Por vezes, questiono-me se a minha geração é que está errada ou seria a dos meus pais…

Sinto que também o universo digital é o aspecto mais característico da minha geração. Eu, apesar de não ser dependente do telemóvel, pergunto-me como foi possível os meus pais terem o seu 1.º telemóvel quando começaram a trabalhar. Eu tive o meu no 5.º ano.

Sinto que somos muito mais independentes com toda esta realidade. Quero ter acesso a informação, vou à internet… quero vender alguma coisa vou à internet… A minha mãe refere que comprou o 1.º gravador quando trabalhou em tempo de férias. Eu, com esta idade, tenho uma playstation.

Apesar de estar a viver numa geração em que sinto que tenho tudo mais facilitado, tenho as minhas preocupações de adolescente. As minhas aspirações escolares e até profissionais. Verifico que existe mais competitividade entre os alunos e acredito que esta competição vai ser cada vez maior, devido ao avanço das tecnologias.

Um aspecto que me preocupa são as mudanças climáticas. Daqui algum tempo como estará o nosso planeta? O aquecimento global e a crise climática de causas humanas preocupam-me. Devemos assumir todos este problema e tomarmos medidas de prevenção e mudarmos alguns comportamentos para estabelecermos uma nova relação com o meio ambiente. Se não mudarmos, acredito que o nosso futuro não vai ser muito agradável.

Julgo que não é necessário fazer muito esforço. Economizar a água, reciclar lixo, separar papel, plástico, do vidro , e do metal… As nossas florestas estão cada vez mais devastadas pela ganância do homem, a biodiversidade está a desaparecer. O primeiro passo para a mudança seria investir mais nos jovens, porque somos o futuro de todos os países do mundo.
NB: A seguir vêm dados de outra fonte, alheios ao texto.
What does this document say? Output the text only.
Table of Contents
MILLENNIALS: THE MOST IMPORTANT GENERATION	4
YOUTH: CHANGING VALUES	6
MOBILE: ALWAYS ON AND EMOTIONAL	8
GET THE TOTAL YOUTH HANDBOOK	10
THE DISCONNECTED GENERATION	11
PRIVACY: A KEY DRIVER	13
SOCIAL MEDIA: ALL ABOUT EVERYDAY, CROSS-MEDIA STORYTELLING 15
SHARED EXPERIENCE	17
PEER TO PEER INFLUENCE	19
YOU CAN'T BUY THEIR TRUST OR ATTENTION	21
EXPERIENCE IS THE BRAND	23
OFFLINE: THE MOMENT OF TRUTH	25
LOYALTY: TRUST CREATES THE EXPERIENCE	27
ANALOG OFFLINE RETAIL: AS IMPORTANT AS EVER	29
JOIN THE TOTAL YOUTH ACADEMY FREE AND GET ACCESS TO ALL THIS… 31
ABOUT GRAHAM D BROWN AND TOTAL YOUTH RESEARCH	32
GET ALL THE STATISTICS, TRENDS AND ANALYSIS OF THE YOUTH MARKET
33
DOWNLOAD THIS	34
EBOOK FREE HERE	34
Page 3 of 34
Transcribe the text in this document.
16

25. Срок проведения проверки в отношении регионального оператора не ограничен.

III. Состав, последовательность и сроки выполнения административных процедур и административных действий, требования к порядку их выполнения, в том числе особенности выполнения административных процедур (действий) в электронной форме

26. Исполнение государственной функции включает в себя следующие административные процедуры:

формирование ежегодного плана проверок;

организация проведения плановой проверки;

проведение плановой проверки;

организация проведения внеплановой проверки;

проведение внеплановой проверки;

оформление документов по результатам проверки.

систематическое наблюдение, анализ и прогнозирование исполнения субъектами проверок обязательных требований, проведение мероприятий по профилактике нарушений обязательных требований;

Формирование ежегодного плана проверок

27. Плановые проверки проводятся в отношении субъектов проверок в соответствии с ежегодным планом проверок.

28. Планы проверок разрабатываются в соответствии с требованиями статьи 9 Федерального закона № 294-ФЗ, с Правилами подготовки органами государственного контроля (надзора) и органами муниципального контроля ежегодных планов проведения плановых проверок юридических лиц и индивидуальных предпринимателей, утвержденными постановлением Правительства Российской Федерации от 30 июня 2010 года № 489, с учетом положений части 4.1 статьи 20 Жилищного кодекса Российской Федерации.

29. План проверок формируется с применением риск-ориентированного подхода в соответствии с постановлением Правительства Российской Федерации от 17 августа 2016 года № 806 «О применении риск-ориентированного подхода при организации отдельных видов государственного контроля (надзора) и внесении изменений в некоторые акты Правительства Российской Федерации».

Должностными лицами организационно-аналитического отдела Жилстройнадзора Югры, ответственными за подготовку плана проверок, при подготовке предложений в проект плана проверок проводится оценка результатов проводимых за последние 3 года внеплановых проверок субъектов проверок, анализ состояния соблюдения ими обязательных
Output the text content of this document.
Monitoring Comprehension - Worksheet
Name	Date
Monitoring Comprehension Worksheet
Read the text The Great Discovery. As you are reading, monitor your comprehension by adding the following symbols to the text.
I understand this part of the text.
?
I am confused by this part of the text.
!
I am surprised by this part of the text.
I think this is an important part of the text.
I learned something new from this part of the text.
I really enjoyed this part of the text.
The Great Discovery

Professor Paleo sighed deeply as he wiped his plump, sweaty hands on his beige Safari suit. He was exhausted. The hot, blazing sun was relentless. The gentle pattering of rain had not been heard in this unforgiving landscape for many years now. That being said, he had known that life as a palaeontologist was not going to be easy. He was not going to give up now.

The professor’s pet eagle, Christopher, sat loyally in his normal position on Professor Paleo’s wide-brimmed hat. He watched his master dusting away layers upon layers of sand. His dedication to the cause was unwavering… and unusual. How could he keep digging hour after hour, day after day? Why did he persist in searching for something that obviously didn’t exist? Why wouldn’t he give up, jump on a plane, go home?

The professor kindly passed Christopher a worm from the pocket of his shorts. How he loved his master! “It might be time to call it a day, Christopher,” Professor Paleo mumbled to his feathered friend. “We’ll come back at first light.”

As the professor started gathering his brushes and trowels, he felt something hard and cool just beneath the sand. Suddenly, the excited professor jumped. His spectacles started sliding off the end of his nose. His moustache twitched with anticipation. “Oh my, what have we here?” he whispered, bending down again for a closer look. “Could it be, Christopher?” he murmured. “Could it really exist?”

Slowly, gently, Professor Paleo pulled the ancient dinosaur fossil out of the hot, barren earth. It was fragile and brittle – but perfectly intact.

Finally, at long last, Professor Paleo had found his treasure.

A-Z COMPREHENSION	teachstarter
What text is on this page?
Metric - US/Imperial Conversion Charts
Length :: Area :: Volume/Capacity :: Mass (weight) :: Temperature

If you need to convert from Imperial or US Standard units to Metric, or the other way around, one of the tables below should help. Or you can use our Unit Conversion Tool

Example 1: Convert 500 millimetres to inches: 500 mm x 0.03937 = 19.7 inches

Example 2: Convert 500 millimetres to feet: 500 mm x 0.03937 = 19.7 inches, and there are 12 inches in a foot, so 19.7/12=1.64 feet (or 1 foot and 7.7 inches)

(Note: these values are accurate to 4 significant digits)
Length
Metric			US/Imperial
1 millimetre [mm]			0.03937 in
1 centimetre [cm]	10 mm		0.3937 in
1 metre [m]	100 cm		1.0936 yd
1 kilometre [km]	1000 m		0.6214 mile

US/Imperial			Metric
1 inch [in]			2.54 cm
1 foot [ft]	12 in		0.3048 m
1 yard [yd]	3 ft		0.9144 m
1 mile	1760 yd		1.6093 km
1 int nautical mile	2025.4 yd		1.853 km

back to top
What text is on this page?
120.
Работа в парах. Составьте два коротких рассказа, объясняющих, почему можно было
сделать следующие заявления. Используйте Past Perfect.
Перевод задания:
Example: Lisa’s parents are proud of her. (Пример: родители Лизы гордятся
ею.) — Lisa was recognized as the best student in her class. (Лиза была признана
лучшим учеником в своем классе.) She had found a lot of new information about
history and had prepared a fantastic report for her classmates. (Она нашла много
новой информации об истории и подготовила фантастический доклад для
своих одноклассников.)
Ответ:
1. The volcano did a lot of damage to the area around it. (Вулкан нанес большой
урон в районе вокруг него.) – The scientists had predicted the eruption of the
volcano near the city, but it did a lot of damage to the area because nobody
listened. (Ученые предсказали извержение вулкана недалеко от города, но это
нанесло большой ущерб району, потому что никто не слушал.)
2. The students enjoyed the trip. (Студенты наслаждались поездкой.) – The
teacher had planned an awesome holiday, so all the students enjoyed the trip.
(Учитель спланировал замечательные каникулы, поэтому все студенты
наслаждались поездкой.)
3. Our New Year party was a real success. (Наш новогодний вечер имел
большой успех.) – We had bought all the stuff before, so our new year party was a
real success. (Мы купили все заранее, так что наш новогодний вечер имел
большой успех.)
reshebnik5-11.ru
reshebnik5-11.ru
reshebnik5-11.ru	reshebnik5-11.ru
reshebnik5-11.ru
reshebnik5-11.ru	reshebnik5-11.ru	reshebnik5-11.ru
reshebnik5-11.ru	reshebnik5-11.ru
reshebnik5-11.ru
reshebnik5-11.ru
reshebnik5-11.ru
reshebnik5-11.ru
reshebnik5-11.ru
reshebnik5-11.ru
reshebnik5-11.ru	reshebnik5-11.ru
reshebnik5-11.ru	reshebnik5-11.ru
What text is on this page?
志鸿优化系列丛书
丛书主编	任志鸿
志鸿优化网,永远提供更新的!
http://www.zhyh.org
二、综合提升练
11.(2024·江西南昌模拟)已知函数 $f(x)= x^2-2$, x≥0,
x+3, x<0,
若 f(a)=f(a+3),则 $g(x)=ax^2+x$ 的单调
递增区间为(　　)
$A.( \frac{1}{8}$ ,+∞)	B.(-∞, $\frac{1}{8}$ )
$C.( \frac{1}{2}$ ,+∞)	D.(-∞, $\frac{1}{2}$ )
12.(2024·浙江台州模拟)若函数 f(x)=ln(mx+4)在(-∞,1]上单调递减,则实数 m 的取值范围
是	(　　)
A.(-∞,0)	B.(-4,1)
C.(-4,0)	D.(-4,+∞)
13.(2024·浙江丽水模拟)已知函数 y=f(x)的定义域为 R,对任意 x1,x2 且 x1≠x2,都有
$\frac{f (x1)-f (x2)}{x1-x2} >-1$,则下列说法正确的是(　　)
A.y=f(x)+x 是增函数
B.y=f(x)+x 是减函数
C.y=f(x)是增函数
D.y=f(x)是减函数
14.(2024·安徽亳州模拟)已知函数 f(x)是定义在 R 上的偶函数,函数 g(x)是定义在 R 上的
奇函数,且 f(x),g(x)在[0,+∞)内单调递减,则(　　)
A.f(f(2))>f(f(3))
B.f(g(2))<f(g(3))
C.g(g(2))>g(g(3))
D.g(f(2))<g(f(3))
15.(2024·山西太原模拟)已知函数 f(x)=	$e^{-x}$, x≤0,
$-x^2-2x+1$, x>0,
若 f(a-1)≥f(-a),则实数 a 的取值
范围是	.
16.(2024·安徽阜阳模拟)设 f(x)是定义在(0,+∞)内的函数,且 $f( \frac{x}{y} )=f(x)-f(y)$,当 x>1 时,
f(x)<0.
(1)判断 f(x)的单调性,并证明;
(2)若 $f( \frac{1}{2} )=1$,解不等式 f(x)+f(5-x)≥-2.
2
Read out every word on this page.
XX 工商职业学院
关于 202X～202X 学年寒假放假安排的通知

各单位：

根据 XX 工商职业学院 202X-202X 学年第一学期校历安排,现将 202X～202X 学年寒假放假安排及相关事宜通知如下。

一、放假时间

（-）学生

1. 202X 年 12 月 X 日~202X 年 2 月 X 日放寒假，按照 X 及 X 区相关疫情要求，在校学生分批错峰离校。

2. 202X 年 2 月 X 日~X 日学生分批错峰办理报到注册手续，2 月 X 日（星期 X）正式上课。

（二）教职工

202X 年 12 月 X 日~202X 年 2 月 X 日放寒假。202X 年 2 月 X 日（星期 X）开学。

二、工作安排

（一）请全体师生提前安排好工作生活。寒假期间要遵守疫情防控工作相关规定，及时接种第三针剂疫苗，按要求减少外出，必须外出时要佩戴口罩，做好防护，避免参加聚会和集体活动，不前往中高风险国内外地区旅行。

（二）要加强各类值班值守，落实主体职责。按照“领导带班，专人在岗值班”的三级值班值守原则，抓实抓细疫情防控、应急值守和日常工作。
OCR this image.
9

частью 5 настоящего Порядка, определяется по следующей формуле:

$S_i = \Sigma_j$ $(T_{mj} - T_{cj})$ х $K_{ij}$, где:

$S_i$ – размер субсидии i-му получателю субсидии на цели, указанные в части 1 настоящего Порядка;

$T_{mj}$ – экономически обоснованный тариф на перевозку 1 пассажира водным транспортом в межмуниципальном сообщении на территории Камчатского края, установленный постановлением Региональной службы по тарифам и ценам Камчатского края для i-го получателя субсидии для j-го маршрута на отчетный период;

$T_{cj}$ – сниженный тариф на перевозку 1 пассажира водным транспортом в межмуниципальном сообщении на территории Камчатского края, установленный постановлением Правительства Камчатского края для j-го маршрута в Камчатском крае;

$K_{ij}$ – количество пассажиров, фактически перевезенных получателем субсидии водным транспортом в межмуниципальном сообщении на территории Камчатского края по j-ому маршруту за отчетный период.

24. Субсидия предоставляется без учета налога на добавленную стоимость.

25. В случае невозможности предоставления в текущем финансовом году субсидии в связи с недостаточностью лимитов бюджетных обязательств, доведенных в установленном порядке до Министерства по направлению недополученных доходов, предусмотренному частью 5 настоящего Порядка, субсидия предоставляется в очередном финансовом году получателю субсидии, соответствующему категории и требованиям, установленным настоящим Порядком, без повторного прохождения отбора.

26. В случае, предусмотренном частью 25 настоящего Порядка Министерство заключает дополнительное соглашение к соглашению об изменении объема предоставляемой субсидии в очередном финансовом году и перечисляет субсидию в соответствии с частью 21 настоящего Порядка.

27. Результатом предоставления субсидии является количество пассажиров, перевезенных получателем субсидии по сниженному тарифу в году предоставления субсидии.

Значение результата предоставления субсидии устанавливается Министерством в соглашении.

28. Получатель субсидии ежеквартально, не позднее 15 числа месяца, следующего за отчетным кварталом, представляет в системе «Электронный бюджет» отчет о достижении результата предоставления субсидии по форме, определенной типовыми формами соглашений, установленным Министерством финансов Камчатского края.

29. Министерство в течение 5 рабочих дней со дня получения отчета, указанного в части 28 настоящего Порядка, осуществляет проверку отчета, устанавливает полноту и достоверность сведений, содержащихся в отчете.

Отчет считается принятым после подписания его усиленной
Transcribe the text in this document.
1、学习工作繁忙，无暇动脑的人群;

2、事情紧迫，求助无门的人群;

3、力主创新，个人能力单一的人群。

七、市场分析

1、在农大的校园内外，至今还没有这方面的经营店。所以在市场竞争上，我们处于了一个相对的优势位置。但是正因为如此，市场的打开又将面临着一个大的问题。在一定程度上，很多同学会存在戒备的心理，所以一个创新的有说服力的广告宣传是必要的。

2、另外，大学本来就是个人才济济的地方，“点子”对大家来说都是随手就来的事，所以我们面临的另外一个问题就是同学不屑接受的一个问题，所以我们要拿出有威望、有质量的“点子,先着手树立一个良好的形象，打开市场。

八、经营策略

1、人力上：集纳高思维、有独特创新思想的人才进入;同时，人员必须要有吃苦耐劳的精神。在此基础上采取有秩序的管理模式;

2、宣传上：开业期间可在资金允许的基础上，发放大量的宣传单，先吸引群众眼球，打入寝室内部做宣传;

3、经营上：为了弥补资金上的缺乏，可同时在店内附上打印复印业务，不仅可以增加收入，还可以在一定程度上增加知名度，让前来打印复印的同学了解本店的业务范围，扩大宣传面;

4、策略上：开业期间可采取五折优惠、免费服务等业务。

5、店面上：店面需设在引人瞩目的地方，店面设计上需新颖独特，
Deviam dar-nos novas oportunidades, uma boa formação específica, abrir horizontes. Participarmos em workshops e manifestações, fazerem grupos com os jovens no sentido de expressarmos os nossos pontos de vista e preocupações. Compete-nos a nós, jovens, mudar esta sociedade.

Achei interessante alguns trechos de uma carta que foi escrita em 1855, pelo cacique Seattle, da tribo Suquamish, do estado de Washington, quando o então presidente Francis Pierce, dos Estados Unidos, deu a entender que pretendia comprar o território ocupado pelos índios: “Para [o homem branco], um pedaço de terra não se distingue de outro qualquer, pois é um estranho que vem de noite e rouba da terra tudo de que precisa. A terra não é sua irmã, mas sua inimiga; depois que a submete a si, que a conquista, ele vai embora, à procura de outro lugar.

Deixa atrás de si a sepultura de seus pais e não se importa. Sequestra os filhos da terra e não se importa. […] Seu apetite vai exaurir a terra, deixando atrás de si só desertos […] O que fere a terra fere também os filhos da terra. O homem não tece a teia da vida; é antes um de seus fios. O que quer que faça a essa teia, faz a si próprio”.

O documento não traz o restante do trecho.